Researchers at La Jolla Institute for Immunology (LJI) have found that people with sepsis have never-before-seen particles in their blood. The scientists are the first to show that these particles, called elongated neutrophil-derived structures (ENDS), break off of immune cells and change their shape as they course through the body.
“We actually found a new particle in the human body that had never been described before,” explains LJI Instructor Alex Marki, M.D., who served as first author of the study. “That’s not something that happens every day.”
The research, published December 4, 2020 in the Journal of Experimental Medicine shows the importance of understanding how immune cells change over the course of a disease.
“ENDS are not normal–they are not detectable in healthy people or mice,” says LJI Professor Klaus Ley, M.D., who served as senior author of the study. “But ENDS are very high in sepsis, and I would not be surprised if they were high in other inflammatory diseases.”
The beginning of the ENDS
The discovery of ENDS started with an odd observation.

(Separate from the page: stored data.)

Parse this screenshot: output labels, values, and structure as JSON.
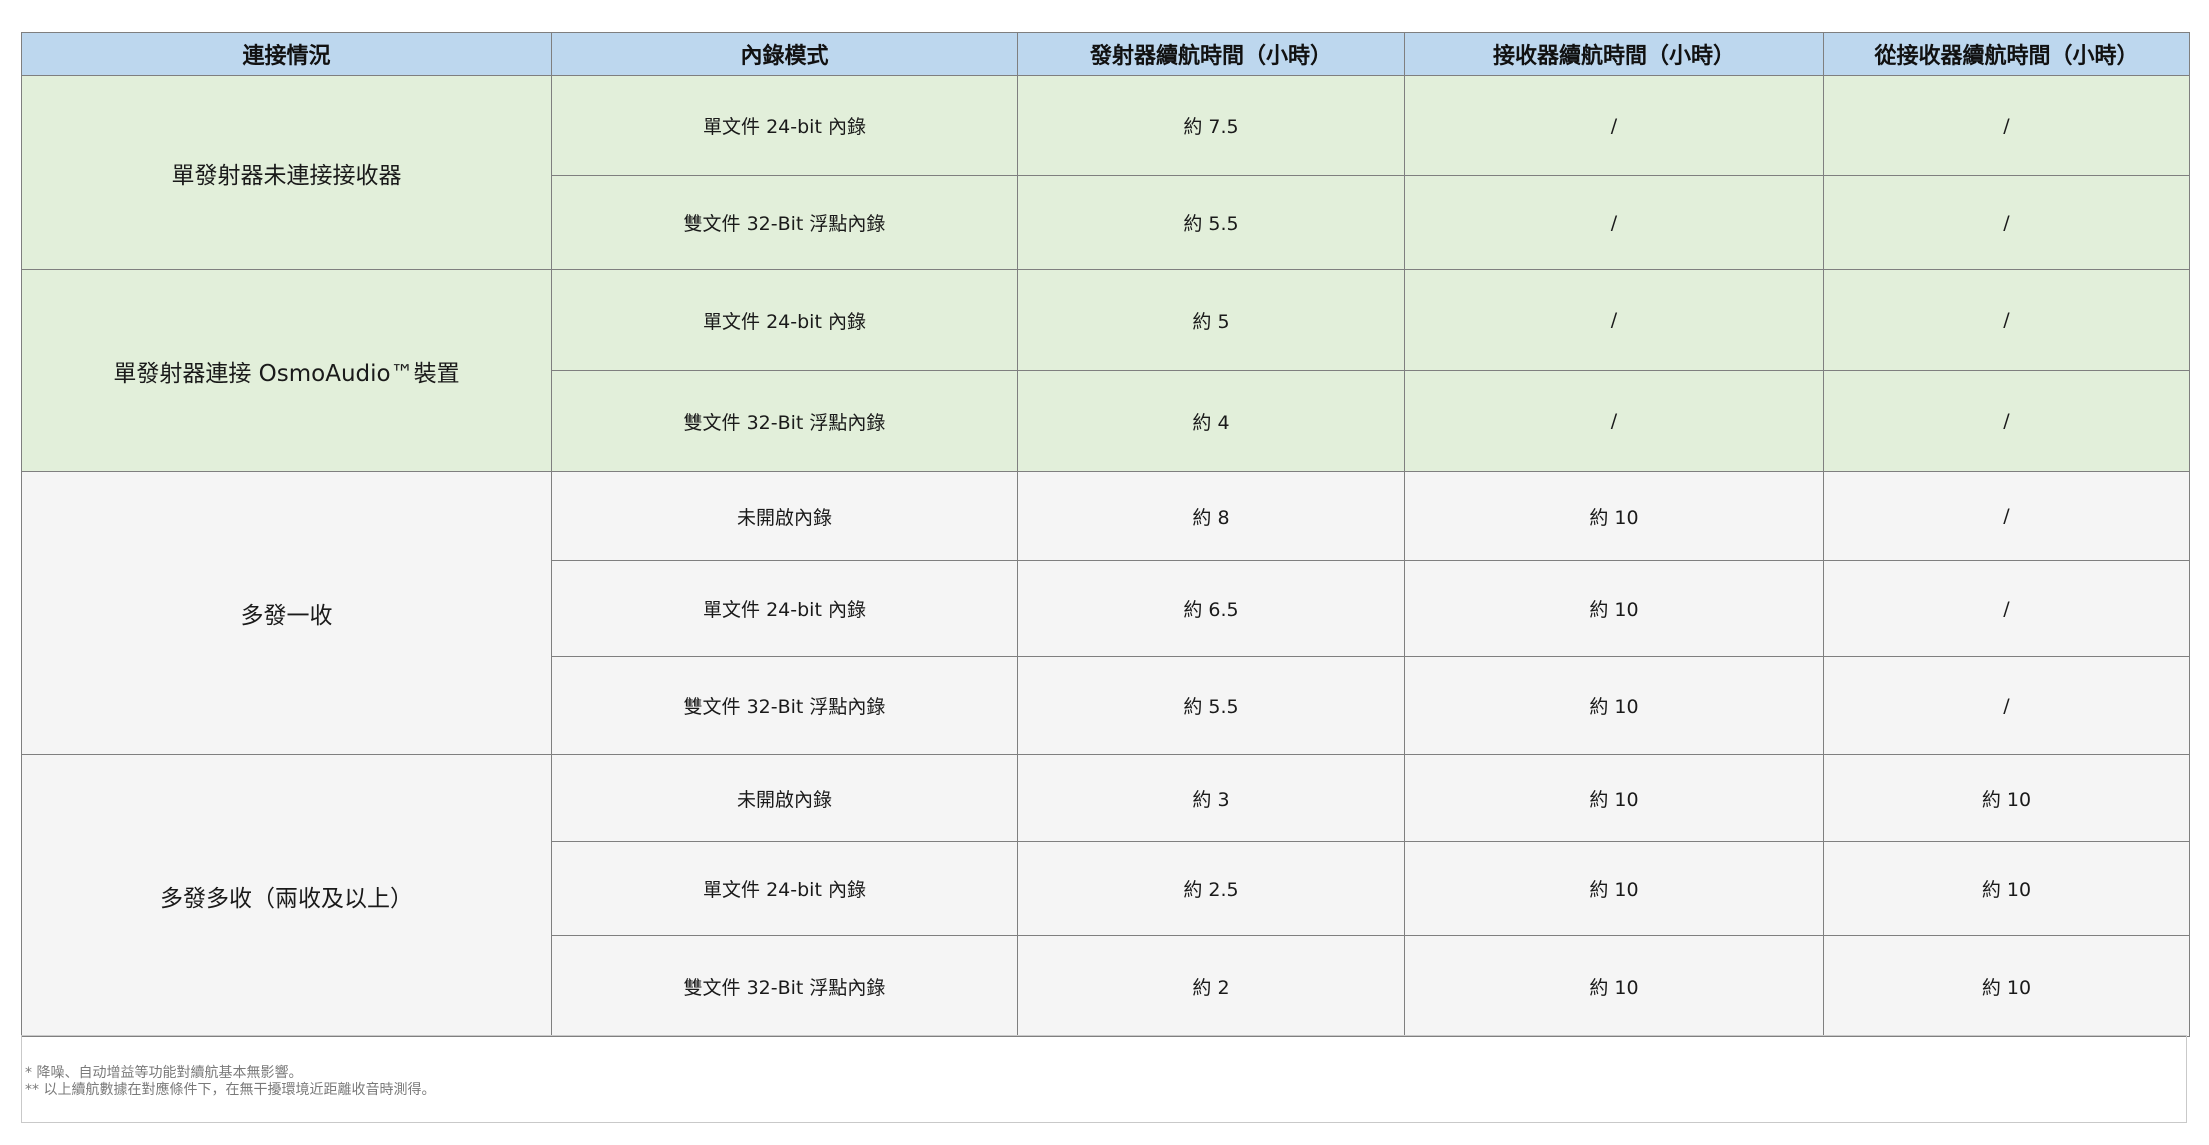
{
  "headers": [
    "連接情況",
    "內錄模式",
    "發射器續航時間（小時）",
    "接收器續航時間（小時）",
    "從接收器續航時間（小時）"
  ],
  "groups": [
    {
      "label": "單發射器未連接接收器",
      "rows": [
        {
          "mode": "單文件 24-bit 內錄",
          "tx": "約 7.5",
          "rx": "/",
          "srx": "/"
        },
        {
          "mode": "雙文件 32-Bit 浮點內錄",
          "tx": "約 5.5",
          "rx": "/",
          "srx": "/"
        }
      ]
    },
    {
      "label": "單發射器連接 OsmoAudio™裝置",
      "rows": [
        {
          "mode": "單文件 24-bit 內錄",
          "tx": "約 5",
          "rx": "/",
          "srx": "/"
        },
        {
          "mode": "雙文件 32-Bit 浮點內錄",
          "tx": "約 4",
          "rx": "/",
          "srx": "/"
        }
      ]
    },
    {
      "label": "多發一收",
      "rows": [
        {
          "mode": "未開啟內錄",
          "tx": "約 8",
          "rx": "約 10",
          "srx": "/"
        },
        {
          "mode": "單文件 24-bit 內錄",
          "tx": "約 6.5",
          "rx": "約 10",
          "srx": "/"
        },
        {
          "mode": "雙文件 32-Bit 浮點內錄",
          "tx": "約 5.5",
          "rx": "約 10",
          "srx": "/"
        }
      ]
    },
    {
      "label": "多發多收（兩收及以上）",
      "rows": [
        {
          "mode": "未開啟內錄",
          "tx": "約 3",
          "rx": "約 10",
          "srx": "約 10"
        },
        {
          "mode": "單文件 24-bit 內錄",
          "tx": "約 2.5",
          "rx": "約 10",
          "srx": "約 10"
        },
        {
          "mode": "雙文件 32-Bit 浮點內錄",
          "tx": "約 2",
          "rx": "約 10",
          "srx": "約 10"
        }
      ]
    }
  ],
  "notes": [
    "* 降噪、自动增益等功能對續航基本無影響。",
    "** 以上續航數據在對應條件下，在無干擾環境近距離收音時測得。"
  ],
  "colors": {
    "header_bg": "#bdd7ee",
    "green_rows_bg": "#e2efda",
    "gray_rows_bg": "#f5f5f5",
    "border": "#7f7f7f"
  }
}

Marki was studying neutrophils, a kind of immune cell that moves through the bloodstream and slips into tissues to fight infections. At the time, he was studying living mice to confirm the presence of tubes called tethers. These tethers are attached to neutrophils as they roll on the blood vessel wall.
During these experiments Marki noticed long, thin objects of neutrophil origin sticking to the vessel wall. Since no such structure was described in the scientific literature, the team had to come up with a name for them. The initial lab slang name “sausages” was eventually replaced by the elongated neutrophil-derived structures or ENDS.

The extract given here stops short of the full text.